“哎,快看,那是……张玉霞?”
“还真是她,她怎么回来了?”
“我的老天爷,她还有脸回来,不是听说她把老杨家一家子都送进去了吗?”
“嘘,小点声,可別让她听见……”
“听见咋了,敢做还怕人说?”
“……”
窃窃私语声从四面八方传来,起初还压得极低。
但隨著张玉霞目不斜视地往前走,那些议论便像夏天的蚊蝇般,逐渐嗡嗡地清晰起来。
“嘖,看看那身打扮,跟以前可不一样了,瞧著是出息了难怪心也狠了……”
“就是,怎么说也是一家人,打断骨头还连著筋呢,再怎么闹,也不能把公公、男人、大伯子小叔子全弄进局子里去吧,这也太……”
“你们知道什么,人家以前本来就是资本家小姐,资本家都黑心著呢。”
“造孽哦,杨老头一把年纪了,杨二虎怎么说也是她男人,还有那几个孩子……这女人心肠也太硬了。”

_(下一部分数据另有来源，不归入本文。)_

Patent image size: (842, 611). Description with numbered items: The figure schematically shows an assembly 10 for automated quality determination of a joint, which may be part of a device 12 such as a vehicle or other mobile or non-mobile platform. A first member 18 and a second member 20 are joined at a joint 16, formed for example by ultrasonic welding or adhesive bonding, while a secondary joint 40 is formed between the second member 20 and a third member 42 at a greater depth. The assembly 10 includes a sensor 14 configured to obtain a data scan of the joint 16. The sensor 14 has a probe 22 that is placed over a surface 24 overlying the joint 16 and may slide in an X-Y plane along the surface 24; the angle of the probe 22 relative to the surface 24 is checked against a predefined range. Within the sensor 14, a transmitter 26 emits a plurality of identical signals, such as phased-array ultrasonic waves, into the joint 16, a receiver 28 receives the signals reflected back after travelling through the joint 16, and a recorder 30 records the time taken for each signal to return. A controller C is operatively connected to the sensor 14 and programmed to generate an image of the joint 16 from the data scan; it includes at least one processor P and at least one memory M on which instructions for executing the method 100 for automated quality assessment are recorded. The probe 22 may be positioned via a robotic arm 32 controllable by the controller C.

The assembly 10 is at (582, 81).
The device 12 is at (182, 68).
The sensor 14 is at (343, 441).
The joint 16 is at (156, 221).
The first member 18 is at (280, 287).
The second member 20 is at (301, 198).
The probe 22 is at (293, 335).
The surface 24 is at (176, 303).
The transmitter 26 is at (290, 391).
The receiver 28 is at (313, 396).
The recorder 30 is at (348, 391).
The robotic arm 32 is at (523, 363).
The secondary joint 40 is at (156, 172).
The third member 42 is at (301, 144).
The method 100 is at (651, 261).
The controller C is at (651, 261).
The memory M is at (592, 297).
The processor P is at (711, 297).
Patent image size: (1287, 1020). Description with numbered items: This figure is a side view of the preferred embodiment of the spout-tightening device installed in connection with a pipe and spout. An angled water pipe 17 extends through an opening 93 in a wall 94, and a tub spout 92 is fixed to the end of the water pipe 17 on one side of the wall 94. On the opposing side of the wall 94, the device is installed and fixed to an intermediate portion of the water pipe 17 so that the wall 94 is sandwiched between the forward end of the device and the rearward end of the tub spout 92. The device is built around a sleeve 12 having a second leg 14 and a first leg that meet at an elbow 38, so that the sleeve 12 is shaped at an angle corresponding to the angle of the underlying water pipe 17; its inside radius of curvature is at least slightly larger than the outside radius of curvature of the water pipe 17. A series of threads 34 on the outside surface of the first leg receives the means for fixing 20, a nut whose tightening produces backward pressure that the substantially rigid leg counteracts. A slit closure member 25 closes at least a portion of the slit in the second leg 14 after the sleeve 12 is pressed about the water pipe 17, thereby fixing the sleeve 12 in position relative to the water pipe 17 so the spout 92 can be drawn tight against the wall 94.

“可不是嘛,平日里看著文文静静的,没想到是个蛇蝎心肠……”
议论声越来越响,越来越肆无忌惮。
一道道目光如同探照灯般打在张玉霞身上,有鄙夷,有畏惧,有不解,有幸灾乐祸。
在这个相对封闭的乡村,一家子男丁几乎全被抓走,是惊天动地的大事。
而罪魁祸首是嫁进来的媳妇,这更增添了猎奇的色彩和可供咀嚼的谈资。
再加上前几天李招娣回来后那些刻意引导的哭诉,许多人嘴上不说心里其实都信了。
但张玉霞却仿佛没有听见,脸上没有任何表情,脚步依旧平稳。
毕竟她在来之前就料到会有这一幕。
流言的刀子,她不是没有尝过,早就不在意了。
“都给我闭嘴!”
一声响亮而带著怒气的呵斥,猛地从人群一侧炸开。
眾人循声望去,只见大队长媳妇马兰婶子手里还拿著个簸箕,正从自家院子里快步走出来,一张圆盘脸上满是怒容,眼睛瞪得溜圆。
她身后,跟著同样一脸不忿的赵婶子。
马兰婶子叉著腰,嗓门洪亮,目光锐利地扫过那些嚼舌根的人:“一个个的,吃饱了撑的没事干是吧,舌头根子底下压死人不知道,你们知道个屁的內情就在这里胡咧咧。”
赵婶子也气得不轻,指著其中几个说得最欢的妇人:“就是,杨家人为什么被抓,有本事你们问人家警察去啊,轮得到你们在这里瞎猜?”
“我看你们就是一天天吃饱了没事干,閒得慌。”
她转向张玉霞,:“玉霞啊,別听她们瞎说,你受苦了……回来了就好,回来了就好。”
马兰婶子几步走到张玉霞身边,一把拉住她的手,狠狠瞪了周围噤声的人群一眼,然后拉著张玉霞就往自家方向走。
一边走一边大声道:“看什么看该干嘛干嘛去再让我听见谁在后面胡说八道编排人,看我不撕了她的嘴!”
马兰婶子在村里颇有威信,又是大队长家的。
她一发火,刚才还议论纷纷的人群顿时作鸟兽散,只敢远远地偷瞄几眼。
走到马兰婶子家院门口,远离了那些令人不適的目光和议论,张玉霞才轻轻回握了一下马兰婶子温暖粗糙的手,低声道:“马兰婶,赵婶,谢谢你们。”